- Les personnes vivant dans des zones plus densément urbanisées ont un risque réduit d’environ 2,5 % de faire un premier AVC.
- L’association observée persiste après avoir pris en compte des facteurs individuels (âge, sexe, ethnie, maladies comme le diabète ou l’hypertension), ce qui suggère que l’environnement urbain lui-même joue un rôle.
- Les zones plus urbanisées favorisent l’accès "aux soins de santé, aux commerces alimentaires, aux transports en commun et aux infrastructures pour l'activité physique telles que les trottoirs, les pistes cyclables et les parcs."
Le risque d'accident vasculaire cérébral (AVC) peut être influencé par le niveau d'urbanisation d'un quartier, ce qui peut à son tour avoir une incidence sur l'accès à des éléments environnementaux favorables à la santé ou sur l'exposition au bruit et à la pollution atmosphérique. Dans une nouvelle étude, des scientifiques de l’université du Michigan ont ainsi voulu examiner l'intensité de l'urbanisation en tant que facteur susceptible d'influencer le risque d’attaque cérébrale. Pour ce faire, 25.330 personnes, dont la moitié était âgée de 45 à 64 ans, ont été suivies pendant environ 10 ans. Ensuite, l’équipe a utilisé des informations de la base de données satellitaires de l'United States Geological Survey. "Nous avons mesuré l'intensité du développement au fil du temps sur des réseaux routiers de 8 km entourant 34.368 sites résidentiels", a-t-elle précisé.

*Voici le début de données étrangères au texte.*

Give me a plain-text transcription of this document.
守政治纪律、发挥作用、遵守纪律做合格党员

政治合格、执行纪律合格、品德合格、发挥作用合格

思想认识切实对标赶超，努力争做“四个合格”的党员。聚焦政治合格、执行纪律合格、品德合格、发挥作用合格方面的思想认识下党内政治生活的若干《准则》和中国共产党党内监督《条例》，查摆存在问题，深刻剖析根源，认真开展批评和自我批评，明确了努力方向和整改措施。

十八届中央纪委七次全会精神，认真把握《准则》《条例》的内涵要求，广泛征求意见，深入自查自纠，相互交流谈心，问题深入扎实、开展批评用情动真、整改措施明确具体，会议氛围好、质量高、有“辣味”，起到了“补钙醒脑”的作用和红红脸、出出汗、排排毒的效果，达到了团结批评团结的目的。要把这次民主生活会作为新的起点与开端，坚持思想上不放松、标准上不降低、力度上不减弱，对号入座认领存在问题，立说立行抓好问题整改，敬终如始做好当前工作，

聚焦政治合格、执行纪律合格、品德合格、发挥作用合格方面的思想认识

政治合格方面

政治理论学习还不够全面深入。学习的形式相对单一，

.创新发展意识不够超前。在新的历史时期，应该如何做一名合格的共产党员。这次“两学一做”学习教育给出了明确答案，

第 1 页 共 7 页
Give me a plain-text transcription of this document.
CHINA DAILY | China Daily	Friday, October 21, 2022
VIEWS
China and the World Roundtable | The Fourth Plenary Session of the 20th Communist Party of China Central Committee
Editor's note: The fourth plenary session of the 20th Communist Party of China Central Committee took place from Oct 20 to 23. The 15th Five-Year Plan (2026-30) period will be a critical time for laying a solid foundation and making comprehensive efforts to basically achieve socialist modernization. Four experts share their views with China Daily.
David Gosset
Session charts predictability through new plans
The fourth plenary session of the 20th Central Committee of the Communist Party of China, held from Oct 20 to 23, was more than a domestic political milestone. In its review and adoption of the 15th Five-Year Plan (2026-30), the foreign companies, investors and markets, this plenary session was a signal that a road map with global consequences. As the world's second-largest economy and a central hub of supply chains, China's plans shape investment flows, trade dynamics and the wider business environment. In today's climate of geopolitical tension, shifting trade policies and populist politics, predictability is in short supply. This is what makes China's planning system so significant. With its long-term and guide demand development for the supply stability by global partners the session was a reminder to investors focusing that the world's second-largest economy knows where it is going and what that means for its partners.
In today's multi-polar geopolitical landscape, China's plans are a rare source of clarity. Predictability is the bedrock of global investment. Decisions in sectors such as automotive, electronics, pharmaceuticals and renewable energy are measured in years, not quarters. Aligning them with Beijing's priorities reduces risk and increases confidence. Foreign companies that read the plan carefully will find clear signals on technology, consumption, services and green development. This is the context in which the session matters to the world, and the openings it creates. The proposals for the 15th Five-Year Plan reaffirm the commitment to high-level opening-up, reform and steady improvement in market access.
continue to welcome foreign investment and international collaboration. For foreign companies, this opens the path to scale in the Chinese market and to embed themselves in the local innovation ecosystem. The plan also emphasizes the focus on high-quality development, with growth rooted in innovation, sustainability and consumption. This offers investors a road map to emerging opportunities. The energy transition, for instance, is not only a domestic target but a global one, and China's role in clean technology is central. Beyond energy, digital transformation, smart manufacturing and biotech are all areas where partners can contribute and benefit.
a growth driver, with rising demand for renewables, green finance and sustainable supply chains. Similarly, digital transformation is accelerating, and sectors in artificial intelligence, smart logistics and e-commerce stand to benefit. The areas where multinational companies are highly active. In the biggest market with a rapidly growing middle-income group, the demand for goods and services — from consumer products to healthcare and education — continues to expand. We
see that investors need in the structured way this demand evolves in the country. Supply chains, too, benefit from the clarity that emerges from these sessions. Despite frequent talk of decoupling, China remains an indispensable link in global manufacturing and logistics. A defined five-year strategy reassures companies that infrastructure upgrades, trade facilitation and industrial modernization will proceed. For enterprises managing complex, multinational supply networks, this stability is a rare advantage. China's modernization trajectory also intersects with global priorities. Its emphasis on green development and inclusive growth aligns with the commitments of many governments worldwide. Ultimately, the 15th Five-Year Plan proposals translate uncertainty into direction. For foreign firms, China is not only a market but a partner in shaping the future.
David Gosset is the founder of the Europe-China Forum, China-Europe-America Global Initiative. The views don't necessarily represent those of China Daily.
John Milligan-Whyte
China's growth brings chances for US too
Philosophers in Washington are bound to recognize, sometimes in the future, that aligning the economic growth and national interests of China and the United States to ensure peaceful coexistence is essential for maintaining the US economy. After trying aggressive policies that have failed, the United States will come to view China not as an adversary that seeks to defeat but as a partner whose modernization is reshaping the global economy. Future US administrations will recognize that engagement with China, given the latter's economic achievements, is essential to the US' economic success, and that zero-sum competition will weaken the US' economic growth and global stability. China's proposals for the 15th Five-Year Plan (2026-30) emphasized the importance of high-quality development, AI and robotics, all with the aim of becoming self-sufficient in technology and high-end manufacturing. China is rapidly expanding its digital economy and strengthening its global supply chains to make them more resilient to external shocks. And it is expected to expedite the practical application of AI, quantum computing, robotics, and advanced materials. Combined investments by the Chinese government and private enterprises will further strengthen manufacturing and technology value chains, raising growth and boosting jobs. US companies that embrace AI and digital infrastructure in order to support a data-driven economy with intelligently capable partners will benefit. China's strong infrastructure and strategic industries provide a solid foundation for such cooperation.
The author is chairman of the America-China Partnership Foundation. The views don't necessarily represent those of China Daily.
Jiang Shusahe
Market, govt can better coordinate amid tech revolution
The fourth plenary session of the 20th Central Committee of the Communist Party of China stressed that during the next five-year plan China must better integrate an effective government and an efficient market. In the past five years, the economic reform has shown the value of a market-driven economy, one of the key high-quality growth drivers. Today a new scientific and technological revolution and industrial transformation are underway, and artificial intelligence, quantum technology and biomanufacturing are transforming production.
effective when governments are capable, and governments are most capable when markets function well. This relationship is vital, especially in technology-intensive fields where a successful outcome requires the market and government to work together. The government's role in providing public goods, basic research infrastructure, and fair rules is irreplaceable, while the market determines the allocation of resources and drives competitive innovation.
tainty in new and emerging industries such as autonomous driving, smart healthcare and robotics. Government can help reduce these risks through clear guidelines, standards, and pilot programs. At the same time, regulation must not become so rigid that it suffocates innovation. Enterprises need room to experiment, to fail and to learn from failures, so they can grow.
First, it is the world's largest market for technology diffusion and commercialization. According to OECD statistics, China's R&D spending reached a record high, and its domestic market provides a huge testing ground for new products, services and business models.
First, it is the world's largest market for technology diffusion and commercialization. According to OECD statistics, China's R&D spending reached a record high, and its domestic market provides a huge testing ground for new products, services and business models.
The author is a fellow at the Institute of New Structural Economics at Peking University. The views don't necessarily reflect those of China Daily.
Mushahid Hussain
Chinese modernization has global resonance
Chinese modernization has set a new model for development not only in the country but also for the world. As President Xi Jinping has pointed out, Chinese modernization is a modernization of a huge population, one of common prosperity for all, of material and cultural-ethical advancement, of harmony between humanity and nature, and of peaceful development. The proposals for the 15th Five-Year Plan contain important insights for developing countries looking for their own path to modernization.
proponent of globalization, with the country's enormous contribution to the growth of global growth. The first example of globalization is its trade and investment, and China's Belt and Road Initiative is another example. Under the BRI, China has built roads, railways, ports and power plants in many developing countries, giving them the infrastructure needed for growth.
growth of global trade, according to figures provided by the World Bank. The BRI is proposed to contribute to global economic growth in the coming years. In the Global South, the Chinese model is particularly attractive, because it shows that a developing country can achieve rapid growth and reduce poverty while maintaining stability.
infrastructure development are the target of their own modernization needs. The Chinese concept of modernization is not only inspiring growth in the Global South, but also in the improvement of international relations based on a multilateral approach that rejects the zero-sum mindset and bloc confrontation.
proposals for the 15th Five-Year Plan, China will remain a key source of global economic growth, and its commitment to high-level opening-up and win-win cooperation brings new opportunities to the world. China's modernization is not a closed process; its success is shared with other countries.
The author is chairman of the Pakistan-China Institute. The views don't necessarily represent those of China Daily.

Une exposition à une intensité de développement plus élevée diminue le risque d'AVC
D’après les données, l'intensité moyenne de développement au départ était de − 2,9. De 2003 à 2017, 1.319 participants (soit 5,2 %) ont subi un AVC. Les résultats, publiés dans la revue Cities & Health, ont montré que les résidents de zones plus urbanisées, caractérisées par une plus grande densité de bâtiments, de trottoirs et d'infrastructures, présentaient un risque d’attaque cérébrale initial inférieur de 2,5 % à celui des résidents de zones moins urbanisées. Les auteurs ont constaté que le lien entre un développement à intensité élevée ou moyenne et un risque réduit d'AVC persistait, même après avoir pris en compte l'âge, l'origine, le sexe et les affections préexistantes telles que le diabète et l'hypertension artérielle.
L’importance de "l'aménagement d'environnements favorisant la santé cardiovasculaire et l'activité physique"
"Un développement à forte intensité se caractérise généralement par une plus grande densité de logements et un plus grand nombre de commerces. Ces zones sont plus susceptibles de présenter des usages avec un accès aux soins de santé, aux commerces alimentaires, aux transports en commun et aux infrastructures pour l'activité physique telles que les trottoirs, les pistes cyclables et les parcs. (…) Pour les médecins, l'étude suggère que les facteurs liés au quartier, en plus des facteurs individuels, peuvent influencer le risque de premier AVC. Pour les urbanistes, les résultats indiquent que l'aménagement d'environnements favorisant la santé cardiovasculaire et l'activité physique pourrait contribuer à réduire le risque de premier AVC", a expliqué Cathy Antonakos, qui a dirigé les travaux.
Étant donné que l’étude n’a pas analysé les caractéristiques environnementales, les chercheurs comptent prochainement identifier les plus fréquentes dans les zones à forte intensité de développement que dans les zones moins développées.